Des notes qui démotivent tout le monde

Lorsqu’on veut apprendre aux étudiants à travailler dans leur propre intérêt, on se heurte souvent à un obstacle de taille : l’évaluation. Tous les enseignants connaissent le scénario : les étudiants reçoivent leur copie, se jettent sur leur note, avec pour seul intérêt la question de savoir s’ils ont atteint l’objectif qu’ils se sont fixés (10/20, 14/20, 8/20…). Olivier Rey a publié un assez beau billet (https://ecolededemain.wordpress.com/2014/10/02/evaluer-pour-mieux-faire-apprendre-un-defi-pour-lecole-selon-olivier-rey/) sur la question sur le site «école de demain », et le débat qui a fait rage autour de l’évaluation nous a bien prouvé combien la question est sensible.

A l’Institut Villebon – Georges Charpak, la question se pose de façon d’autant plus criante que les étudiants arrivent avec des parcours scolaires très différents, et des histoires parfois compliquées.

En mathématiques, nous avons privilégié le contrôle continu avec des petites interros de cours fréquentes (1 à 2 par semaine). Ces interros durent 10 minutes en moyenne et portent sur du cours ou des applications directes du cours.
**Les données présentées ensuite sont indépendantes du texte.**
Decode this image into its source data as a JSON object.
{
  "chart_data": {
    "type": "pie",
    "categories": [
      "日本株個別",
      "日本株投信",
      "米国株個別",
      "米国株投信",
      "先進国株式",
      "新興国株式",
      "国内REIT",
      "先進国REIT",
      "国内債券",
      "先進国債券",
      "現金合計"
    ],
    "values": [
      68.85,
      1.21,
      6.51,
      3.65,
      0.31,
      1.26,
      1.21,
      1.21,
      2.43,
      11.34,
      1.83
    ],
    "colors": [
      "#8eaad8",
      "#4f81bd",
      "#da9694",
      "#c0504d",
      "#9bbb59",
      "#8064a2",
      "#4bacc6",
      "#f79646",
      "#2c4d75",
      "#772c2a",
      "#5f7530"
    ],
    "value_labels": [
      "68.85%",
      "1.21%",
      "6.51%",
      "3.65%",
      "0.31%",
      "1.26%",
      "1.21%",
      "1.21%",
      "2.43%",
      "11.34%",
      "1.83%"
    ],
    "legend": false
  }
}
Elles sont là pour aider l’étudiant à cerner ce qui est essentiel dans l’enseignement et l’aider à savoir où il se trouve dans son apprentissage.

Le rendu des copies en début d’année était terriblement frustrant pour tout le monde : ceux qui s’en sortaient grâce à leurs acquis de lycée en concluaient qu’ils n’avaient finalement pas besoin de travailler. Ceux dont les méthodes se mettaient lentement en place étaient découragés. Personne n’était satisfait, étudiants comme enseignants, il fallait trouver une solution pour que les étudiants se focalisent sur leurs copies en tirent quelque chose, plutôt que de rester focalisés sur leur note et son poids symbolique…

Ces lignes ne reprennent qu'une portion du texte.